The best way to avoid these kinds of issues is to clearly spell out the scope of the project ahead of time. This includes what you’ll be doing and how, but it should also detail how much you’ll be paid, when you’ll be paid, and by which method. You also should include additional terms that both parties will be bound by, such as who will own the rights to the work and what will happen if work (or payment) is delivered late.

This sounds a lot like a contract, right? And you need lawyers for contracts, right?

With e-gree, you don’t have to spend money hiring an expensive attorney to draw up contracts every time you pick up a new project. Instead, use e-gree’s convenient mobile apps to create your own agreements in just minutes. No matter your industry, e-gree will handle the legal stuff so you can get to work.

How to make a contract with e-gree

Creating a contract with e-gree is extremely simple. All you need is a mobile device (Android or iOS) and a few minutes of your time. 

You’ll start out by entering some simple info, such as who you are and who you’ll be working with. From there, you’ll provide details about your project, such as what you’ll be doing, when you’ll have it completed, and how much you’ll be paid.

If you need to spell out additional terms, such as who’ll own the final work or limitations on how the work can be used, you can also provide that information.

When you’re done providing all the pertinent information, e-gree will create a professional, customized contract for your review. Give it a peek (and be in awe of the legal details you may have never thought about), and then give it your stamp of approval by signing with your finger or a stylus.

And that’s it! You’ve just created an e-greement that will protect you when it comes to contract disputes and misunderstandings.

Sharing e-gree contracts

You’ve created a contract, and you’re ready to put it into play. All you have to do is get it into the hands of your client so that they can sign it, giving you the green light to get to work.

Printing? Mailing? Annoying pens that run out of ink halfway through your signature? You can forget about all that with e-gree. Instead, you’ll send your contract digitally — via email, text, messenger, or really any other form of communication you prefer.

Once you’ve sent your contract, all you have to do is sit tight. As soon as your client has signed it, you’ll receive a notification from e-gree so you can proceed with the project. 

Working on multiple gigs? Access your e-gree dashboard to see which contracts are active and which are still pending, as well as those that have been rejected. All this info, plus account settings, are accessible from the palm of your hand, so you won’t waste time tracking down emails or printouts.

Tips for making the most of your contracts

Ready to create your own contracts? Before you get started, consider these helpful hints.

Always create a contract

You might be under the impression that only larger projects require a contract, but honestly, you should be creating contracts for every gig you undertake. After all, if a project is worth doing, it’s worth spelling out the details.

How a client reacts to your request for a signed contract prior to starting work can give you a lot of insight into how the relationship may play out. For example, a customer who balks at the idea of putting details in writing and then formally agreeing to them might be someone to stay away from.

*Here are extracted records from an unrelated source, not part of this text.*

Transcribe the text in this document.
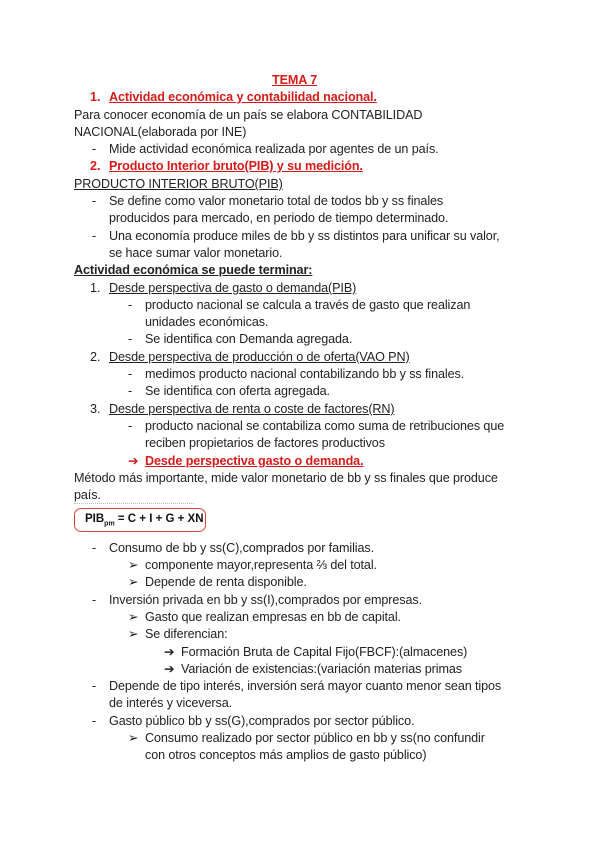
TEMA 7
1. Actividad económica y contabilidad nacional.
Para conocer economía de un país se elabora CONTABILIDAD
NACIONAL(elaborada por INE)
- Mide actividad económica realizada por agentes de un país.
2. Producto Interior bruto(PIB) y su medición.
PRODUCTO INTERIOR BRUTO(PIB)
- Se define como valor monetario total de todos bb y ss finales
producidos para mercado, en periodo de tiempo determinado.
- Una economía produce miles de bb y ss distintos para unificar su valor,
se hace sumar valor monetario.
Actividad económica se puede terminar:
1. Desde perspectiva de gasto o demanda(PIB)
- producto nacional se calcula a través de gasto que realizan
unidades económicas.
- Se identifica con Demanda agregada.
2. Desde perspectiva de producción o de oferta(VAO PN)
- medimos producto nacional contabilizando bb y ss finales.
- Se identifica con oferta agregada.
3. Desde perspectiva de renta o coste de factores(RN)
- producto nacional se contabiliza como suma de retribuciones que
reciben propietarios de factores productivos
➔ Desde perspectiva gasto o demanda.
Método más importante, mide valor monetario de bb y ss finales que produce
país.
$PIB_{pm} = C + I + G$ + XN
- Consumo de bb y ss(C),comprados por familias.
➢ componente mayor,representa ⅔ del total.
➢ Depende de renta disponible.
- Inversión privada en bb y ss(I),comprados por empresas.
➢ Gasto que realizan empresas en bb de capital.
➢ Se diferencian:
➔ Formación Bruta de Capital Fijo(FBCF):(almacenes)
➔ Variación de existencias:(variación materias primas
- Depende de tipo interés, inversión será mayor cuanto menor sean tipos
de interés y viceversa.
- Gasto público bb y ss(G),comprados por sector público.
➢ Consumo realizado por sector público en bb y ss(no confundir
con otros conceptos más amplios de gasto público)
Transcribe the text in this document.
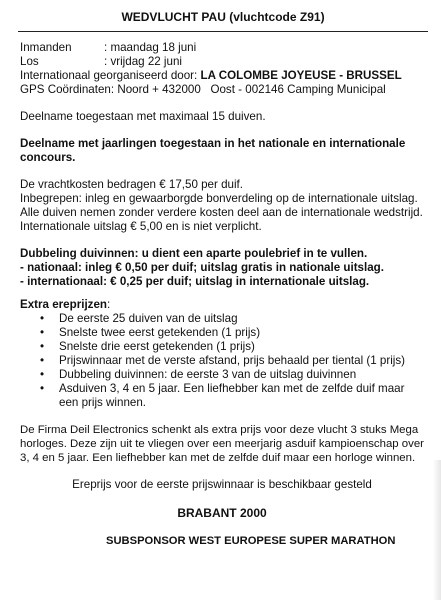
WEDVLUCHT PAU (vluchtcode Z91)
Inmanden	: maandag 18 juni
Los	: vrijdag 22 juni
Internationaal georganiseerd door: LA COLOMBE JOYEUSE - BRUSSEL
GPS Coördinaten: Noord + 432000   Oost - 002146 Camping Municipal

Deelname toegestaan met maximaal 15 duiven.

Deelname met jaarlingen toegestaan in het nationale en internationale concours.

De vrachtkosten bedragen € 17,50 per duif.

Inbegrepen: inleg en gewaarborgde bonverdeling op de internationale uitslag. Alle duiven nemen zonder verdere kosten deel aan de internationale wedstrijd. Internationale uitslag € 5,00 en is niet verplicht.

Dubbeling duivinnen: u dient een aparte poulebrief in te vullen.

- nationaal: inleg € 0,50 per duif; uitslag gratis in nationale uitslag.

- internationaal: € 0,25 per duif; uitslag in internationale uitslag.

Extra ereprijzen:

• De eerste 25 duiven van de uitslag
• Snelste twee eerst getekenden (1 prijs)
• Snelste drie eerst getekenden (1 prijs)
• Prijswinnaar met de verste afstand, prijs behaald per tiental (1 prijs)
• Dubbeling duivinnen: de eerste 3 van de uitslag duivinnen
• Asduiven 3, 4 en 5 jaar. Een liefhebber kan met de zelfde duif maar een prijs winnen.

De Firma Deil Electronics schenkt als extra prijs voor deze vlucht 3 stuks Mega horloges. Deze zijn uit te vliegen over een meerjarig asduif kampioenschap over 3, 4 en 5 jaar. Een liefhebber kan met de zelfde duif maar een horloge winnen.

Ereprijs voor de eerste prijswinnaar is beschikbaar gesteld

BRABANT 2000
SUBSPONSOR WEST EUROPESE SUPER MARATHON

On the other hand, you may also encounter clients who’ve never had to sign a contract while working with a freelancer. The fact that you take your work so seriously that you require one may give you an edge.

Sweat the details

A contract that doesn’t cover all the nitty-gritty details might as well not be a contract at all. In order for an agreement to properly protect you, it’s imperative that you spell out as many terms as possible. In addition to the obvious ones, also consider provisions in the event there’s an emergency or the client changes their mind halfway through the project.

Other important details you might cover include what you’ll do if the client requires revisions or extra work, the terms of your cancellation policy, and what happens if the client is late in making payments.

Consider a payment plan

As a freelancer, you’re probably used to getting paid after you’ve completed a project. But there may be instances when you’d prefer different payment terms, such as a portion up-front or monthly payments. This can be especially true when you’re working on large, labor-intensive projects.

And the truth is, there may be times when your clients may also appreciate something other than having to make a lump-sum payment. For some, it might be easier on the pocketbook to make several payments throughout the course of the project rather than one big one at the end.

In these cases, you can easily use e-gree to detail the terms of a payment plan. In addition to spelling out how much you’ll be paid and when, you can also note that you’ll assess late fees or even withhold work if payments are not made on time.